Below are list of Club 60 hindi lyrics
Music: Pranit Gedham
Lyrics: Sanjay Tripathy, Mahendra Madhukar & Najeer Akbara Badi
Music Label: T-Series
Expectations are zero – with a newbie music director, an offbeat theme and little face value.
Arijit Singh, the only common point between the three musical revolutions of 2013 – Aashiqui 2, Yeh Jawaani Hai Deewani and Ram-Leela, gets to sing the opening track, ‘Pal Pal‘ with gusto. The nuanced composition starts with a simple couplet and moves to experimental zones in the music while retaining its fluid placidity. The lyrics by Sanjay Tripathy are succinct (Apne Ko Khokar Bhi Apne Mile) and sum up the quirky qualities of life.
Newbie composer Pranit Gedham keeps things sober and tasteful, imparting a haunting quality to this song despite the soft rock-like feel in the orchestration. Indian strings come in as an innovative touch and impart a nice feel to this languid number.
The piece-de-resistance of the score is the second track, ‘Rooh Mein Faasle Nahin Hote / Kaash Hum Tum Mile Nahin Hote‘, divinely written by Mahendra Madhukar and rendered with nuanced brilliance by Raju Singh, the well-known composer.
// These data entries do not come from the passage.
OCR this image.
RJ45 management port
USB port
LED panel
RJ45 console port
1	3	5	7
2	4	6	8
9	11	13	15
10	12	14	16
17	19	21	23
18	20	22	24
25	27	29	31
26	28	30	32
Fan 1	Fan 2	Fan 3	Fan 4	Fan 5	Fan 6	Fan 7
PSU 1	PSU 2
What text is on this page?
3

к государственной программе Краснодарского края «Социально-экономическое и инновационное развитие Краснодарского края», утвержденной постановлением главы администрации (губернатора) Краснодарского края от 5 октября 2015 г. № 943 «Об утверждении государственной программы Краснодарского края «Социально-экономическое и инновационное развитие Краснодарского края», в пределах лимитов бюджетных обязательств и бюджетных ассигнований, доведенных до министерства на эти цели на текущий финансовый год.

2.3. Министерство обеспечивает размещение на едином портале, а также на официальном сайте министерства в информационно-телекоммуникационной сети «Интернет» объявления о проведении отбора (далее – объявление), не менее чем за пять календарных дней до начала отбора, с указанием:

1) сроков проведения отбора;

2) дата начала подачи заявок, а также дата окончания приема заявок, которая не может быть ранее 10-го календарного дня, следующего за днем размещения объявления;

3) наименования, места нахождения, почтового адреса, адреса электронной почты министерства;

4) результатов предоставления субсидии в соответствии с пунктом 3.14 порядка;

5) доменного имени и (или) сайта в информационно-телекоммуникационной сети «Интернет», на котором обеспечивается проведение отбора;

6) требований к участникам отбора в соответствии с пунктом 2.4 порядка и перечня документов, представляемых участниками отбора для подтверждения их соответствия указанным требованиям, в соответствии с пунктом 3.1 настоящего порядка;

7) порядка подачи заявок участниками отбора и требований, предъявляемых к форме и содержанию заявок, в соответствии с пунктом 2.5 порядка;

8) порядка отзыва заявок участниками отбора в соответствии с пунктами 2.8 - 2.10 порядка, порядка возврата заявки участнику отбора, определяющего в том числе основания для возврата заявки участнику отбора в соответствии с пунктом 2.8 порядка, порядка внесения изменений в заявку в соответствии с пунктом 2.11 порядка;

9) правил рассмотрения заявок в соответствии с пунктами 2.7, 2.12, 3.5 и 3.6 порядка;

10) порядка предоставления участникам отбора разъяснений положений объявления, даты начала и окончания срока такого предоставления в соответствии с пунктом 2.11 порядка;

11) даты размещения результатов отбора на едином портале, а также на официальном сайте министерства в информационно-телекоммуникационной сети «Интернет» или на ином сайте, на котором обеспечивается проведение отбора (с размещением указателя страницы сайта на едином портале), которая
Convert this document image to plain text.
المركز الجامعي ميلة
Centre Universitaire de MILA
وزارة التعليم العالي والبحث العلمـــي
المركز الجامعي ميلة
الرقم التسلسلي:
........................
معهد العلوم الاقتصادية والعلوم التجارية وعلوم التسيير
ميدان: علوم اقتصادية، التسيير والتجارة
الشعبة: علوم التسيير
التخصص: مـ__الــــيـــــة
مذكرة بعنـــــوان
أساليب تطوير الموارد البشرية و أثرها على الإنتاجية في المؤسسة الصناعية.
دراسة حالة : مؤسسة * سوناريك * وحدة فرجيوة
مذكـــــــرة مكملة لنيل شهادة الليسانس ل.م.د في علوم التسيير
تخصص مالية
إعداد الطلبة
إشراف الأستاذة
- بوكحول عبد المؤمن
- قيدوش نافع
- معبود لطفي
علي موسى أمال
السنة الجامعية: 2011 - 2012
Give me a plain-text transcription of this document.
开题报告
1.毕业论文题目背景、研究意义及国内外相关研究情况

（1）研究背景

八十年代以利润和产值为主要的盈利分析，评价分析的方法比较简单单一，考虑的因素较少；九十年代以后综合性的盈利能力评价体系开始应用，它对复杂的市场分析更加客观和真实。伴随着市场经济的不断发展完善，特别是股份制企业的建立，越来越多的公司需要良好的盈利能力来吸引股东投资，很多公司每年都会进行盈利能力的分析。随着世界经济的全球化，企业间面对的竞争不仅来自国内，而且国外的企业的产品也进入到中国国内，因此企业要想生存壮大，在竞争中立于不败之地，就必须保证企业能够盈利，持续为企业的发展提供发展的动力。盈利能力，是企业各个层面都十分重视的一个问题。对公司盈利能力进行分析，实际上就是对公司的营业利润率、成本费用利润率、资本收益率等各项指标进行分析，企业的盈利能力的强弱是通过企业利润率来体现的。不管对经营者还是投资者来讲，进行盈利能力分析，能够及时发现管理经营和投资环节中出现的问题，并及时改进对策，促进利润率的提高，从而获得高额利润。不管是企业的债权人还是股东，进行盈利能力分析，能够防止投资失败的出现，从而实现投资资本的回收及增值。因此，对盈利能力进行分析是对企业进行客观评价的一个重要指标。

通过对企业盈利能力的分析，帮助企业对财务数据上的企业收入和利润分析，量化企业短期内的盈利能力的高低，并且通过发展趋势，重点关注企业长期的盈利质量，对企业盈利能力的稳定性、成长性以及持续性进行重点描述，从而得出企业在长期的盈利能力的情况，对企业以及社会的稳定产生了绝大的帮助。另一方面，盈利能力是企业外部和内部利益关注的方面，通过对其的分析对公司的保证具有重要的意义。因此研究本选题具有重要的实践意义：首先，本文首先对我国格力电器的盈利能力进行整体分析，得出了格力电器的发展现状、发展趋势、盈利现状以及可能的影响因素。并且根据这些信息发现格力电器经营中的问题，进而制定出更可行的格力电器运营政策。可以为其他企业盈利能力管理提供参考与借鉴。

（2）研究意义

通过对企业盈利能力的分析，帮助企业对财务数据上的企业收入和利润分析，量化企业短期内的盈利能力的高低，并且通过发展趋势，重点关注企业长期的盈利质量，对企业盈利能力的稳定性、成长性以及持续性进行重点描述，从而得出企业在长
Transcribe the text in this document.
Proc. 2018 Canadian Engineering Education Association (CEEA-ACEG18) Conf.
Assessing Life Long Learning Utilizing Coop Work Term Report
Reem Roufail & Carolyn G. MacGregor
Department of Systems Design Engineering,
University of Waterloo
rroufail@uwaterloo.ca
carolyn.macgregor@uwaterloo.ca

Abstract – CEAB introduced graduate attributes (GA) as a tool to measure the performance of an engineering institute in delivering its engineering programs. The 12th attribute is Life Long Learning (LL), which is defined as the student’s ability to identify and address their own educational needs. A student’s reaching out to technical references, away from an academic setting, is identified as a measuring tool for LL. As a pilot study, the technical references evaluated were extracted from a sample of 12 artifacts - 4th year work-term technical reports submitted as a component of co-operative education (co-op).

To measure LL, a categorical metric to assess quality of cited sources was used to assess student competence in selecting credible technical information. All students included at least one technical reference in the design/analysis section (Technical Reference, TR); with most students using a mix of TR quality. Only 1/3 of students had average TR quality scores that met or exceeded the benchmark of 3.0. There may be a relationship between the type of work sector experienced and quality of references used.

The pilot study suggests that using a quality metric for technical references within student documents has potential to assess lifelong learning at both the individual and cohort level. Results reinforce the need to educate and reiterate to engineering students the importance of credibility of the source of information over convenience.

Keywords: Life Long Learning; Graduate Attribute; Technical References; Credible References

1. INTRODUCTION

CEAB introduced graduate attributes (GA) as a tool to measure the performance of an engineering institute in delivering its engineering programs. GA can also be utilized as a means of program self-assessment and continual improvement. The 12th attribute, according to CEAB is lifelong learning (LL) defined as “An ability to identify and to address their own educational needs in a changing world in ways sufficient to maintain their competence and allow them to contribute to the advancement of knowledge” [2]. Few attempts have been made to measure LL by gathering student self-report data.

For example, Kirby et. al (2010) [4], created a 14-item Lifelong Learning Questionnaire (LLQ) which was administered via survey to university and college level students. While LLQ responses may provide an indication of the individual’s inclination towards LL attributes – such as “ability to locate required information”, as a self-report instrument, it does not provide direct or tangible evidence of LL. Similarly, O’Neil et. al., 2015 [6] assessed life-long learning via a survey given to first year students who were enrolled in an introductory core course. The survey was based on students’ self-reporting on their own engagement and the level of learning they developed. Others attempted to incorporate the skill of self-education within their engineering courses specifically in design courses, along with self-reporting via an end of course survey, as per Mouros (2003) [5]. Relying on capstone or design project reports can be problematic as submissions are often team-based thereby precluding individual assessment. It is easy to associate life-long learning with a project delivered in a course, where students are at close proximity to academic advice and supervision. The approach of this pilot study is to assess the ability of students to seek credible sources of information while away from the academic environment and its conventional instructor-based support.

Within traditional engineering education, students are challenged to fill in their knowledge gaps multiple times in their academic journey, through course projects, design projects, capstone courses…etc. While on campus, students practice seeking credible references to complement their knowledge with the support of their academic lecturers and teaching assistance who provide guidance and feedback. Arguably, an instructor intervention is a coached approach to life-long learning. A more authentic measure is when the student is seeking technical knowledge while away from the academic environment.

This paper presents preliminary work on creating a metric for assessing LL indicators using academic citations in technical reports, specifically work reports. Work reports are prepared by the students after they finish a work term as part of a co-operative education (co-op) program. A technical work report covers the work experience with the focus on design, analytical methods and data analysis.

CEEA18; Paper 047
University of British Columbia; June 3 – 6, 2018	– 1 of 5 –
Raju gives it his all, his husky voice and the use of the reverb heightening the impact of the words (Ek Saaya Na Saath Jo Deta / Do Qadam Bhi Chale Nahin Hote) and the composition, which carts us back to the halcyon magic of Jagjit Singh’s era.
The soulful track leads you into a world of pathos with its sonorous softness, the brilliant notes of the piano underscoring the melody. The treatment is full-on ghazal-esque, with the tabla dominating and creating the perfect ambience for the gentle sweep of the notes.
The musical high scales down a bit in the third track ‘Mera Saaya‘ (sung by Nandini Srikar). Nandini tries her best, but the classical flavour seems a tad forced. Because of this, the strength of Pranit’s layered composition gets a shade diluted as we see more ‘show’ than skill in the singing. But we welcome charming words like ‘ansuan‘ (for aansoo or tears) (lyrics by Sanjay Tripathy) in these ‘Hinglish’ and Sufi days.
The fourth song changes tracks to a folk mood, and Raghuveer Yadav is his usual self (he was last heard in Peepli [Live] ) as he sings ‘Wah Wah‘. The song has the right rustic flavour in sound and orchestration, and the chorus gives the lead singer apt accompaniment. The lyrics (Najeer Akbara Badi) are situational, and Raguveer is effortless, though we clearly hear a second male voice that is mysteriously not credited!
This is not one of those scores that feature chartbusters, and our rating is purely on a commercial yardstick. But the music commands respect and we will look at Pranit Gedham’s future career with interest.